The Importance Of Cake By Author Catherine Newman - Patisserie Valerie

The Importance Of Cake By Author Catherine Newman

An Exclusive Piece For Patisserie Valerie Customers

At Patisserie Valerie, cake is at the core of everything we do; delicious cakes that form the perfect centerpieces of family celebrations. Catherine Newman, author of recently published ‘We All Want Impossible Things’ has kindly written an exclusive piece for Patisserie Valerie customers about the importance of cake to her. To find out more about ‘We All Want Impossible Things’, click here.

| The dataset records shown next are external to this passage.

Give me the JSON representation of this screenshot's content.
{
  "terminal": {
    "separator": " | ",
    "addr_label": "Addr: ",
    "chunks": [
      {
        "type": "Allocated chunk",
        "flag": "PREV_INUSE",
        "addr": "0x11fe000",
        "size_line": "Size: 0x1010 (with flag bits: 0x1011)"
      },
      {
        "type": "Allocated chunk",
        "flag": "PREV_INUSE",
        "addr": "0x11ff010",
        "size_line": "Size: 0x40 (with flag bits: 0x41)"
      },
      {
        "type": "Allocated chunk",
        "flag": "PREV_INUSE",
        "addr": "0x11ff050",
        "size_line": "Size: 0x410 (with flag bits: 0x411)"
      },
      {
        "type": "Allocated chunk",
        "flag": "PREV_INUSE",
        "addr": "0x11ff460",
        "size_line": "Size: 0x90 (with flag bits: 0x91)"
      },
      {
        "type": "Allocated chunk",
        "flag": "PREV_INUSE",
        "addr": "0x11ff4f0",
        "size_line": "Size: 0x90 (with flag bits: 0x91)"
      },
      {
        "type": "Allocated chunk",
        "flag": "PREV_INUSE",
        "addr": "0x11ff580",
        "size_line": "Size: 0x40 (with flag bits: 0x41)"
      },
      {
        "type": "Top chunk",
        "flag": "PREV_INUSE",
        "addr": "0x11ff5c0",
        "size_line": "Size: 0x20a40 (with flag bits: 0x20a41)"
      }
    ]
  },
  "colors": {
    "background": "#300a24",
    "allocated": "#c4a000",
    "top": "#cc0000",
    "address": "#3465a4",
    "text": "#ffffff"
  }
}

Cake is at the center of our lives. Flip through your photo albums and tell me I’m wrong! The bright-eyed baby with the one single candle—and that same baby, one second later, spackled with chocolate. The birthday cake with maybe not quite enough icing roses to go around, all jealous eyes on the wish-making candle-blower. Those various configurations of brides and grooms pressing white-iced slabs into each other’s faces with newly vowed commitment. A pregnant belly-shaped cake at the baby shower, held together with buttercream because you baked it in an imperfectly greased bowl and it fell into inauspicious pieces when you unmolded it. Cakes at parties, cakes at picnics, cakes at school and home and the office, cakes at funerals even—although you tastefully did not photograph those.

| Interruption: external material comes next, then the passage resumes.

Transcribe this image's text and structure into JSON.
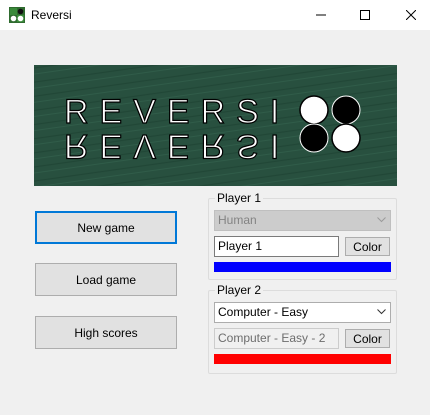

If you have a box or folder of favorite recipes, I’m guessing at least half of them are cake. Auntie Ida’s Lemon Drizzle. Strawberry Poke Cake (Grandma). Sahar’s Orange Olive Oil Loaf. Even a Battenberg torn from the newspaper, with a note scrawled in your irritable handwriting: “V. difficult. Better to just buy.” I used to bake my kids a “Yay! It’s Wednesday!” cake, just to get them over their midweek blahs. If my grown son comes home for a visit in August, I bake him a plum cake. When my daughter had to stop eating gluten, the very first thing I learned to bake with almond flour was cake.

My best friend died in hospice, and what she most wanted—besides life itself—was cake. A particular cake she’d tasted once, twenty years earlier, and then never again. It imprinted itself so deliciously in her memory that, long before she was ill, the two of us had scoured the library and internet for a recipe that might approximate it. Nothing did, though I have dozens of emails in my saved folder: “Almost,” we wrote each other, or “Not quite.” We finally hunted it down for her, in her last days, and—well. I won’t spoil it. Read We All Want Impossible Things. It’s fiction, yes, but the cake is real. The loss is.

I don’t mean to sound so “Let them eat cake!” about life and its deepest griefs. (“Thank you, Marie Antoinette!” as my kids would say, if they knew who Marie Antoinette was.) But isn’t this comfort at its finest? The way we show up with a still-warm Bundt or an iced loaf or a heavy bakery box. The way we mean I love you to the moon and stars forever and ever but what we say is: “Here—have a bite of something sweet.”